Spesso è stato fatto il parallelismo tra Auschwitz e i Cie: cosa ne pensa?
«In genere non faccio paragoni. Queste enormi nefandezze dell’umanità non sono riducibili le une alle altre. Ciascuna di esse ha la propria orribile originalità. Trovo però che ci sia un elemento comune: il linguaggio burocratico, usato per anestetizzare l’opinione pubblica e disumanizzare le vittime. Tra il Manifesto della Razza e i vari pacchetti sicurezza c’è una sorpendente analogia di linguaggio».
Cosa ci vorrebbe adesso in Italia, quali sono le priorità?
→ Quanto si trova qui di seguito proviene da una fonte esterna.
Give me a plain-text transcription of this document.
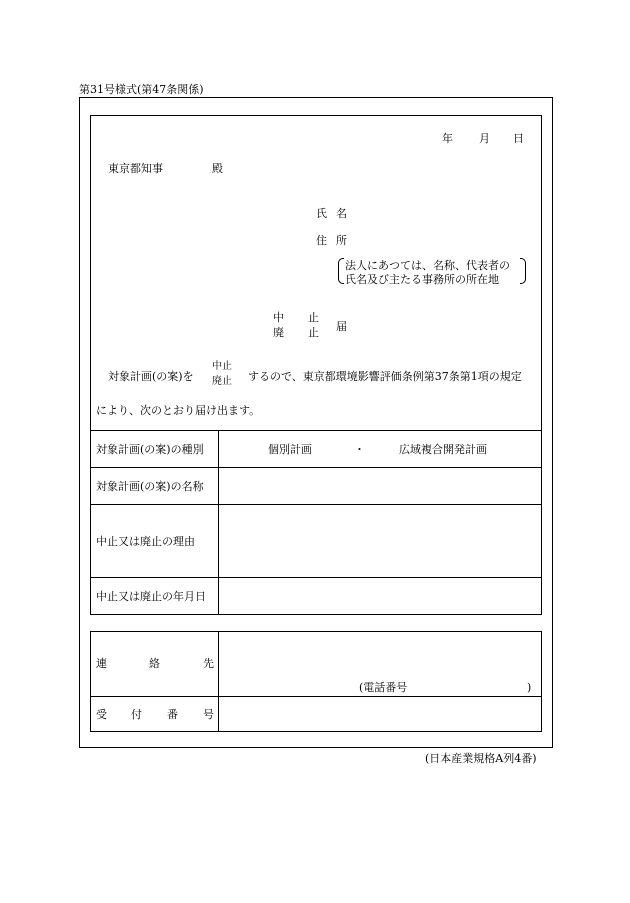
第31号様式(第47条関係)
年 月 日
東京都知事	殿
氏 名
住 所
法人にあつては、名称、代表者の
氏名及び主たる事務所の所在地
中 止
廃 止 届
対象計画(の案)を
中止
廃止 するので、東京都環境影響評価条例第37条第1項の規定
により、次のとおり届け出ます。
対象計画(の案)の種別	個別計画	・	広域複合開発計画
対象計画(の案)の名称
中止又は廃止の理由
中止又は廃止の年月日
連	絡	先
(電話番号	)
受 付 番 号
(日本産業規格A列4番)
«Ci sono le proposte che abbiamo indicato nel documento Mai Più Cie e quelle dell’Asgi, c’è la Carta di Lampedusa. Ci sono molte cose che potrebbero essere fatte senza aspettare di riformare l’intero impianto. In particolare: chiudere i Cie; attivare i corridoi umanitari per i profughi; riscrivere il regolamento di Dublino».
Quali sono i punti di debolezza del fronte antirazzista in Italia?
«Sono gli stessi degli italiani in generale: l’incapacità di fare squadra sul lungo periodo. Di fronte alle emergenze ci si riesce a compattare ma sul lungo percorso prevalgono i protagonismi».